In the India series the England batsmen averaged 30.74 but their opponents were poorer in that regard, averaging only 25.23. This average difference of 5.1 runs coupled with the bowler-friendly conditions enjoyed by their pacers helped the hosts clinch a resounding 4-1 series win.
Things got better but only just when England travelled to Sri Lanka and swept the Lankans 3-0. The English batsmen averaged 33.32 to Sri Lanka’s 25.93, the average difference of 7.39 helping the visitors make the most of the batting-friendly subcontinent conditions, helped all the more by the spin exploits of Moeen Ali and Jack Leach, who accounted for 18 wickets each. But even amidst the relatively rich returns, the batsmen found themselves 39/4 in the second innings of the third Test, albeit with the cushion of a 135-run lead and an unassailable 2-0 series lead.

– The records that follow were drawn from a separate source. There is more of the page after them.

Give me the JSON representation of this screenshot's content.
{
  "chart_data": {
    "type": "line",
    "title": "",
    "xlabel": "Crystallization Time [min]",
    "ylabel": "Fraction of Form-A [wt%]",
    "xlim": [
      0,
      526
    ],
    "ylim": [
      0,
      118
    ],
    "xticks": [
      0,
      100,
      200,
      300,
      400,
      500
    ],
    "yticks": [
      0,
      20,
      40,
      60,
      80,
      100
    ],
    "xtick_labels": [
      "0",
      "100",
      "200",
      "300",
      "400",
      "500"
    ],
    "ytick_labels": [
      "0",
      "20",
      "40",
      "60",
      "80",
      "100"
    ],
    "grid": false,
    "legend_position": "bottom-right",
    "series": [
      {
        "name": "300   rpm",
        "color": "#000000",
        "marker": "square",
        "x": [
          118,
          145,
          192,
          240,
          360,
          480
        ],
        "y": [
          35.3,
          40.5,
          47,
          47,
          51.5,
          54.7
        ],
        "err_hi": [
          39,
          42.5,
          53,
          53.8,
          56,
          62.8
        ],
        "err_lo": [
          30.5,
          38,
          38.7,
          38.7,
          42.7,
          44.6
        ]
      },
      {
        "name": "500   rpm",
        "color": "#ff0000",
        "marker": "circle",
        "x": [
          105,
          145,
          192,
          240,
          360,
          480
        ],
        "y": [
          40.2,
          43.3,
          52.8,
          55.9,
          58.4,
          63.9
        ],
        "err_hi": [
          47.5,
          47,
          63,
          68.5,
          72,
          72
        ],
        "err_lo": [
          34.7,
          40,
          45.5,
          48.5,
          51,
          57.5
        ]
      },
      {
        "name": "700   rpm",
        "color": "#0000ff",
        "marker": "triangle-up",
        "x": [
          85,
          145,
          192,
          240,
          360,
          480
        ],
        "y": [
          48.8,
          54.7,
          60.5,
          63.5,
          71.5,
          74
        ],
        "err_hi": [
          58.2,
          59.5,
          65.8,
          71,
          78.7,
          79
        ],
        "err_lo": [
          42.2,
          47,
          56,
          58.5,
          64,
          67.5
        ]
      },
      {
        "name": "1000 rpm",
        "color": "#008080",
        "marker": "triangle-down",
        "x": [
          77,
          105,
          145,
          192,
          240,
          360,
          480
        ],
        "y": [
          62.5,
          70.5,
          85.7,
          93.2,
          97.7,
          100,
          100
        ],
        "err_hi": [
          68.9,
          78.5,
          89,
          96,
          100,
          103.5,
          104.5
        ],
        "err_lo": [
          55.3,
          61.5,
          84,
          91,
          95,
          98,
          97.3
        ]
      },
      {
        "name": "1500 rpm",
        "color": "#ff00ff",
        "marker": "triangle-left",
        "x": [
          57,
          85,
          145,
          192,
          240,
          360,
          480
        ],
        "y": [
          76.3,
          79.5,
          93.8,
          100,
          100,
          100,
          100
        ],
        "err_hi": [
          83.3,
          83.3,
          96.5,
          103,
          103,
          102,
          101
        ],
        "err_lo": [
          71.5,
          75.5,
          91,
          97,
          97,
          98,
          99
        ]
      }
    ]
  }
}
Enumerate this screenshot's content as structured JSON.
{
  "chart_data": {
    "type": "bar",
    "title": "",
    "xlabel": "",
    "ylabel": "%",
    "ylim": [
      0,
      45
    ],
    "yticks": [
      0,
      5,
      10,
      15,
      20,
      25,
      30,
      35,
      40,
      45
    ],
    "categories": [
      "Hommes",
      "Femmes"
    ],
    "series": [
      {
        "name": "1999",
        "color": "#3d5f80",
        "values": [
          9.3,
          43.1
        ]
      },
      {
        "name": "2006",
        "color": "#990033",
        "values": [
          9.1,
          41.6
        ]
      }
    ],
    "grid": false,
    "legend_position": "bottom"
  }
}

Until this point the bowlers had rescued the team on many occasions, both with the ball and bat and England had lost only one out of eight Tests. Things changed with the turn of the year when the West Indies fast bowlers spat fire in the Caribbean by shooting England out for 77 in the first Test and setting up the tone for the rest of the series. The West Indies batsmen averaged 31.15 to England’s 23.27 and the evenly-matched bowling line-ups meant that England were made aware of what lay for them if a fast-bowling attack could match theirs and the batsmen continued to flounder – just like Australia can in the Ashes.
Their worst fears came true, perhaps serendipitously just before the Ashes, when Tim Murtagh, playing only his third Test, ran through the England batting on the first morning at Lord’s, helping Ireland stun their big brothers by bowling them out for 85 before the lunch break.
The fragility of the top order is a major reason behind such vulnerability with the bat. England have tried 10 batsmen in the top four slots since the home series against India, including Jonny Bairstow and Ben Stokes, but only Joe Root and Burns have been able to stick to their positions. Of the two, Burns has already endured a slump since his breakthrough first-class season that earned him his Test cap in Sri Lanka – he has failed to cross 30 runs in his last six innings.
Bairstow averages 24.42 over the past 12 months and Ali only 17. With the influx of Jason Roy, another white-ball maverick into the Test side, a top three of Roy, Burns and Joe Denly looks far too inexperienced, so much so that England are mulling promoting Root to No.3 despite the England Test captain’s insistence to stick to his more preferable No.4 slot where he averages 48 as compared to 40.47 at No.3. “It’s been my thought for a few years [that Root should bat at No. 3]. But he’s the captain and he’ll make the final decision. He knows how I feel,” Bayliss said, perhaps reluctantly, knowing that a stop-gap solution to the unpleasantly frequent collapses is the need of the hour.
England are placed fifth on the ICC Test Rankings, eight rating points adrift of the No.1 ranked India and six points behind the No.2 New Zealand – both teams have had significant differences in batting averages over the teams they have beaten in the past year.
Leach’s 92 as a nightwatchman in the second innings against Ireland was the second-highest score by an England opener since Alastair Cook’s retirement last year. That’s telling of the kind of struggles the team has endured since the departure of their highest scorer, not that Cook oversaw fewer collapses over the past year from the dressing room than he has seen from the press box.
At the time of handing over the Test cap to Roy, Cook said, “It (the cap) gives you the opportunity to test yourself against the best players in the world, in the hardest format.” He would hope that against some of the best in the world, in the most important Test series for any Englishman, his ex-teammates bring about a change in fortune.